NATHAN was on his way to Professor Heckelman's rooms when he stopped at the general delivery window to inquire for mail, some four weeks later. He put the letter that the clerk passed to him hastily into his coat-pocket, and five minutes afterward read it by the light of an illuminated drugstore window.

Professor Heckelman waited in vain for Nathan that night, and Mrs. Barton waited until after twelve o'clock.
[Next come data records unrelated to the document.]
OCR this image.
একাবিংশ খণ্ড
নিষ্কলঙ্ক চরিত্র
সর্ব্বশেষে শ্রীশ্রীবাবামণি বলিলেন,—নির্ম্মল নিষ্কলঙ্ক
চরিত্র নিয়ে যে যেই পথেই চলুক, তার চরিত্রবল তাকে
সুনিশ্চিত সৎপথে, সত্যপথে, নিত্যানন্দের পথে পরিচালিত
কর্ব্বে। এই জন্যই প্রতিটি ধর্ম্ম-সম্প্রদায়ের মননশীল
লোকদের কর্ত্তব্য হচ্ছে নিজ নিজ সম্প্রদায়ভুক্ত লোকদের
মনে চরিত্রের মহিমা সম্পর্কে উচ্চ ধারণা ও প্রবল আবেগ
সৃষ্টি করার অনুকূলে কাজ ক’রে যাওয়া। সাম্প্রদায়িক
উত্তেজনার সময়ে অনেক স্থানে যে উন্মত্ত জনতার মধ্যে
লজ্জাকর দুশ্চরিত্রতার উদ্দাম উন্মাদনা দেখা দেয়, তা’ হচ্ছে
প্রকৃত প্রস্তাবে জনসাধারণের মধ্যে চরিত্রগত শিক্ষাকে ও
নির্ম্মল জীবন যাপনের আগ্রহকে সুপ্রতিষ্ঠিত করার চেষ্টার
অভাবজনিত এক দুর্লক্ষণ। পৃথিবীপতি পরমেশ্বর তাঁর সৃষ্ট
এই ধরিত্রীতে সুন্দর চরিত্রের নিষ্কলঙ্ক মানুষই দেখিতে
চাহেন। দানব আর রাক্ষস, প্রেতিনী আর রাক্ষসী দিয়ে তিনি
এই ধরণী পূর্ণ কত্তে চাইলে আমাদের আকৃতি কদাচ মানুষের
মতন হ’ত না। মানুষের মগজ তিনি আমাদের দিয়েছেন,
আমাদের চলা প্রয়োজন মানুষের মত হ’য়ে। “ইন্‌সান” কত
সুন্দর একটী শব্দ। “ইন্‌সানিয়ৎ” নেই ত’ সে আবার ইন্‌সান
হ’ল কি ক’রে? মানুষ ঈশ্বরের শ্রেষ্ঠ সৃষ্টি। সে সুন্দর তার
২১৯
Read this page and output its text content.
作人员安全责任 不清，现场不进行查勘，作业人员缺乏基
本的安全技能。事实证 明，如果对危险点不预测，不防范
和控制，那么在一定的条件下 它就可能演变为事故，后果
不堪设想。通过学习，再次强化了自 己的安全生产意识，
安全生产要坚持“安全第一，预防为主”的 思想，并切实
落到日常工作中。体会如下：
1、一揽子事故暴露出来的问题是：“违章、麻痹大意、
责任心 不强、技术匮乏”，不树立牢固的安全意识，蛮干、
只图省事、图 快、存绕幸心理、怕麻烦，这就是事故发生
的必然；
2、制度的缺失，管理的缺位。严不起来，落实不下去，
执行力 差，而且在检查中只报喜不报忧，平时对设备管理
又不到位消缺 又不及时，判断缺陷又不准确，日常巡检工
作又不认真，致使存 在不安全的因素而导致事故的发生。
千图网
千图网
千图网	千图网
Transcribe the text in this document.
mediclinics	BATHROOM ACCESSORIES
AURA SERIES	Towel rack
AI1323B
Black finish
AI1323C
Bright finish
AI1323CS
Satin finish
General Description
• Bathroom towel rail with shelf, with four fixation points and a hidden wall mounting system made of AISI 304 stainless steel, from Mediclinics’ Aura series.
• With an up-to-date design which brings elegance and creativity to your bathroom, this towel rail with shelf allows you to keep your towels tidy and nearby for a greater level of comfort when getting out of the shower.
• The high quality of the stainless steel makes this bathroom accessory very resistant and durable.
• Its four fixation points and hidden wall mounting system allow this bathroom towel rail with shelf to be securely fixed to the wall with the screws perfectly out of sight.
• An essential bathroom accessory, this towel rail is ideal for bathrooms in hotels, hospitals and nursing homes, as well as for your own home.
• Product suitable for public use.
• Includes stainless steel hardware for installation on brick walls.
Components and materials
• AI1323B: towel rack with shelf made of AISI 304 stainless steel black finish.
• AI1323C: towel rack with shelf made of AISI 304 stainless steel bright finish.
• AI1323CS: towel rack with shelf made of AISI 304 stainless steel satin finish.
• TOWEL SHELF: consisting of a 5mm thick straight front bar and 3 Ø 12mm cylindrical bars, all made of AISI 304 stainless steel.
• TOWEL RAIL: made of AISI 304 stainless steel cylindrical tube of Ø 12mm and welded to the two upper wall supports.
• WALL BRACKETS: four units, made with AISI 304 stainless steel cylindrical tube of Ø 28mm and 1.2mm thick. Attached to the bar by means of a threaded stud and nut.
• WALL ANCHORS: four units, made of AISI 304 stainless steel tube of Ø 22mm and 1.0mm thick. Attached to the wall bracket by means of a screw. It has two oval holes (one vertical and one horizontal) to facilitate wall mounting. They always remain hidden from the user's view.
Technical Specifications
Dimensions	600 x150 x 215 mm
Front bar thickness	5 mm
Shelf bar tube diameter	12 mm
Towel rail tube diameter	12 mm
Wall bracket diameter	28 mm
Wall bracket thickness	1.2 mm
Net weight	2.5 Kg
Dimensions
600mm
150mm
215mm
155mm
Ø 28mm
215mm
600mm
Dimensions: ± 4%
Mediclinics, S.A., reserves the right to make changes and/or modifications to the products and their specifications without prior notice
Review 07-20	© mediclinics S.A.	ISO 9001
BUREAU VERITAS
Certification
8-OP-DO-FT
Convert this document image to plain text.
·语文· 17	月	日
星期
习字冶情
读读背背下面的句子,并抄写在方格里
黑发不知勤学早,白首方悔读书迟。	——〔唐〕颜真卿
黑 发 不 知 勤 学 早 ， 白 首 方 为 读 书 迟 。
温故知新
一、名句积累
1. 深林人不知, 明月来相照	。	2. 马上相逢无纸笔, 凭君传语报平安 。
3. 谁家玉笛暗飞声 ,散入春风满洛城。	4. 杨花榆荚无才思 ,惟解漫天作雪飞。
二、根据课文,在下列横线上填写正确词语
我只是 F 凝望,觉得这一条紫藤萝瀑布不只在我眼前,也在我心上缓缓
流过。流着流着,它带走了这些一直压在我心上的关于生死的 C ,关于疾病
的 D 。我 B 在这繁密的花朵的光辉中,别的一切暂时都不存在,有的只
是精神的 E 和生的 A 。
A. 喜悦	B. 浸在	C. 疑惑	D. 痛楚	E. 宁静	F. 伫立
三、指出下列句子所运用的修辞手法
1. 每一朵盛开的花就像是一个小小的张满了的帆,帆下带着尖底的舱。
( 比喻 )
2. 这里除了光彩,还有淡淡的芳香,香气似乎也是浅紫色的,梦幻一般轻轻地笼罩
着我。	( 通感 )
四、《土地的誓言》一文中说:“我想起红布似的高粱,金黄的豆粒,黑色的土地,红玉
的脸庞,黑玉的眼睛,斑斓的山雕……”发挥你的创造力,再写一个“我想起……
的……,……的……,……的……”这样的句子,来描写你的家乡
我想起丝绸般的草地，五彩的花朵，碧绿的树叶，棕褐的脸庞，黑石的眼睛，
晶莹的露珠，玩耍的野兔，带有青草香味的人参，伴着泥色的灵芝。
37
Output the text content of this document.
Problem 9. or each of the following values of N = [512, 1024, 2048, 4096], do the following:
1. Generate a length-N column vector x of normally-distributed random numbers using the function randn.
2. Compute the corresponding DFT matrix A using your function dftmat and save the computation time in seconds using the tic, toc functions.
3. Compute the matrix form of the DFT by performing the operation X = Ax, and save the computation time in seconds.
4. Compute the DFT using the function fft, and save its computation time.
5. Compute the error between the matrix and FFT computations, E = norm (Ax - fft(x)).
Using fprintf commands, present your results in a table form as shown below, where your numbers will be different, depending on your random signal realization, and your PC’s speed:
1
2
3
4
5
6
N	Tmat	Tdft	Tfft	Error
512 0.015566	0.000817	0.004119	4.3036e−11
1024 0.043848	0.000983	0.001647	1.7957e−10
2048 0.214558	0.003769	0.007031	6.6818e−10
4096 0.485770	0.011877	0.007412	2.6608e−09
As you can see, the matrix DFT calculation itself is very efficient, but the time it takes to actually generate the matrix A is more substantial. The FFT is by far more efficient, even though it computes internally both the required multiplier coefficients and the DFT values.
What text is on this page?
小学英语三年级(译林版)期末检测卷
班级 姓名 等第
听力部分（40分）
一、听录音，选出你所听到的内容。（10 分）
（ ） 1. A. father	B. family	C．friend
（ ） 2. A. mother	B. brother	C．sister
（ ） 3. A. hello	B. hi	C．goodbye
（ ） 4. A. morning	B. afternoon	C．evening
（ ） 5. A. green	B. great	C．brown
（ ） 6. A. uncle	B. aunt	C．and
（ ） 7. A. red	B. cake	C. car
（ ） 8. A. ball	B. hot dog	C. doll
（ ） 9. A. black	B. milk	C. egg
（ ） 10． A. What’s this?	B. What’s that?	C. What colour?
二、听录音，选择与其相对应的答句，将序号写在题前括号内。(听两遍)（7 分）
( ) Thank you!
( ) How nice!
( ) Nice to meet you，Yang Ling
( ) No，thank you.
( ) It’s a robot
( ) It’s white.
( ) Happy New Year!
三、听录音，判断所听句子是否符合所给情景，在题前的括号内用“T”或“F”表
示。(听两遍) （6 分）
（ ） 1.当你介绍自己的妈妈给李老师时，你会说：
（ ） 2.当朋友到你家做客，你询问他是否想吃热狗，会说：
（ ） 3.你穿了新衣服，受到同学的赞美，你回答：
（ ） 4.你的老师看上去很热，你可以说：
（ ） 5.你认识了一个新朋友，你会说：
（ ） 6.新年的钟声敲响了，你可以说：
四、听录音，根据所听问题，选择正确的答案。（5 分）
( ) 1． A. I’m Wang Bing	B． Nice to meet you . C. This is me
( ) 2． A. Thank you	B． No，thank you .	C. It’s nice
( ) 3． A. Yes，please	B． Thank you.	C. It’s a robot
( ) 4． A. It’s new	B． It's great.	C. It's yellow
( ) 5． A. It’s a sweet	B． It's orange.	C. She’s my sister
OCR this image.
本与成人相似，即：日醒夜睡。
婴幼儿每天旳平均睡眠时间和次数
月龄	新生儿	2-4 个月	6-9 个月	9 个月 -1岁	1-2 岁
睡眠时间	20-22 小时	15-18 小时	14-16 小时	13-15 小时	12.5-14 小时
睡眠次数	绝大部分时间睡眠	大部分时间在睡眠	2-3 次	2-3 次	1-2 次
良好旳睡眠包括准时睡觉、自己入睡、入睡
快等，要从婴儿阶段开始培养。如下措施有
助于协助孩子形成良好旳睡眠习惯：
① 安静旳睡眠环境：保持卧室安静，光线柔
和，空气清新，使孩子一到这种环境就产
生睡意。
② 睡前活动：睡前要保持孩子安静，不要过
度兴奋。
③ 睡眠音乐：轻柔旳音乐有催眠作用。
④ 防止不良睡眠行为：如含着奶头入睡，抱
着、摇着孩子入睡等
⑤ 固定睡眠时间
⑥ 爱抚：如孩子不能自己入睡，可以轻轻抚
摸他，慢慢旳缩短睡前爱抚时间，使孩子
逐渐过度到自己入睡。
Nathan hardly knew what streets he tramped as he grappled with the staggering revelations in that letter of Rebecca's. What did she say? "Address her next time as Mrs. Nathaniel Cawthorne?" "Wearing his ring?" "Using his name?" Those opening sentences had elated Nathan at first. She wasn't then evading her marriage vows! He hadn't then labored in vain to make his name more worthy to be borne by her! A wave of joy had flooded over him. Reading on, however, that wave receded gradually, drew away from him, left him cold and shivering finally. "Doing what she ought to do!" "Seemed the only right thing!" "Bound by law!" "Her duty!" Oh, all that recalled so vividly to Nathaniel Cawthorne the martyrlike attitude of the brave woman up there in the tarpaper covered shack on the edge of the Maine woods that he shuddered at the similarity. It was his mother's submissive eyes that Nathan saw when he read Rebecca's postscript. "I'm ready for you, when you are ready to come."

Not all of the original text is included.